Weekly Cartoon Roundup
It's been another brutal week enduring the greedy whims of profoundly inadequate men, so let's tiptoe through the toon tulips and see what the hell happened.
This is what comes to mind whenever some mediocre chump stumbles their way into the comments to get big mad over cartoons making fun of Trump and/or Elon. Whether it’s a billionaire’s boot or a pair of Punisher skull trucknuts, the MAGA crowd love keeping ‘em shiny. Even when it is both patently obvious and a verifiable fact these oligarchs don’t care about them or improving their lives. I guess somewhere along the line, these misguided clowns were duped into believing the best way to get what you want is to punch yourself in the dick, as long as it’s sold as somehow “owning the libs”.
If it was DOGE’s aim to make air travel as safe as driving in a Cybertruck Swastikar, mission accomplished. At least this new era of planes regularly falling from the sky serves as a helpful metaphor for this other new era of America we’ve only just entered. But all this avoidable damage and death will have been worth it if it gets white people to blame diversity for all their problems.
Every time I see one of these wraparound-Oakleys-on-wheels I think “there goes an insecure date rapist on his way to do his own research”. But perhaps I should change my thinking and thank Elon for making it easier to spot assholes in the wild, like a Scarlet Letter for finance bros who like Theo Von.
Seeing Trump install himself as chair of the Kennedy Center brings to mind the Nazis’ efforts to control arts and culture in Germany, so I figured I’d be proactive and start updating, or rather improving upon, works of art that have been so far rudely insufficient in their idolatry of Klan Chowder. This one, American Gothic: Herr Plugs Edition, hopes to begin the process of remedying that oversight by replacing that farmer couple (who probably didn’t even own any crypto) with our new oligarch overlords.
Another submission to the new MAGA Department of Moral Arts and Preferred Culture, improving upon some dusty old scribbles that didn’t even have a single red hat or reference to our beloved Burger King. You’re welcome, Edvard.
It’s neither weird nor out of character for this White House to share images of a crowned Narcisyphilis with the words “Long Live The King”, but it is disappointingly inaccurate. So, I did them a solid and truthed it up for posterity. And while I always suspected we’d eventually slide into fascism, I can’t say I expected the fascists to be sporting Racist No. 5 bronzer and a muskrat pelt toupee.

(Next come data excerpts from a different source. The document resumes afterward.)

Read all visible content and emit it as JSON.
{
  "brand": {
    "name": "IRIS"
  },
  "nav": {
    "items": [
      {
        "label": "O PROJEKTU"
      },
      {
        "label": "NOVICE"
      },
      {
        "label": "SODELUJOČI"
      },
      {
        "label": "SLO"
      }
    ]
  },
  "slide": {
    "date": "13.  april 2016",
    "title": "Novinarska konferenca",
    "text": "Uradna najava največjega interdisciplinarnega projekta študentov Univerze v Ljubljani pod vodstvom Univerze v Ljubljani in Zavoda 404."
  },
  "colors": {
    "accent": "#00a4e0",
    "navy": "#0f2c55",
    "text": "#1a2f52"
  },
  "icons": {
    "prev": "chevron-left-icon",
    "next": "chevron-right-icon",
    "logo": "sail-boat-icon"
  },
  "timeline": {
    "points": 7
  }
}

President Kremlin Debt calling Zelensky a “dictator” is some real top tier projection but I suppose one will do anything to keep the people happy who could out you as a Russian asset who likes to pee on Muscovite strippers.
CPAC is basically like a raisin-heavy potato salad luncheon with the worst people you've ever met so it comes as no surprise that Mars Karen showed up acting like Leatherface, if Leatherface’s choice of murder weapon was second-hand embarrassment. If only all that Ketamine led to a loss of balance and a little on-stage pratfall but oh well.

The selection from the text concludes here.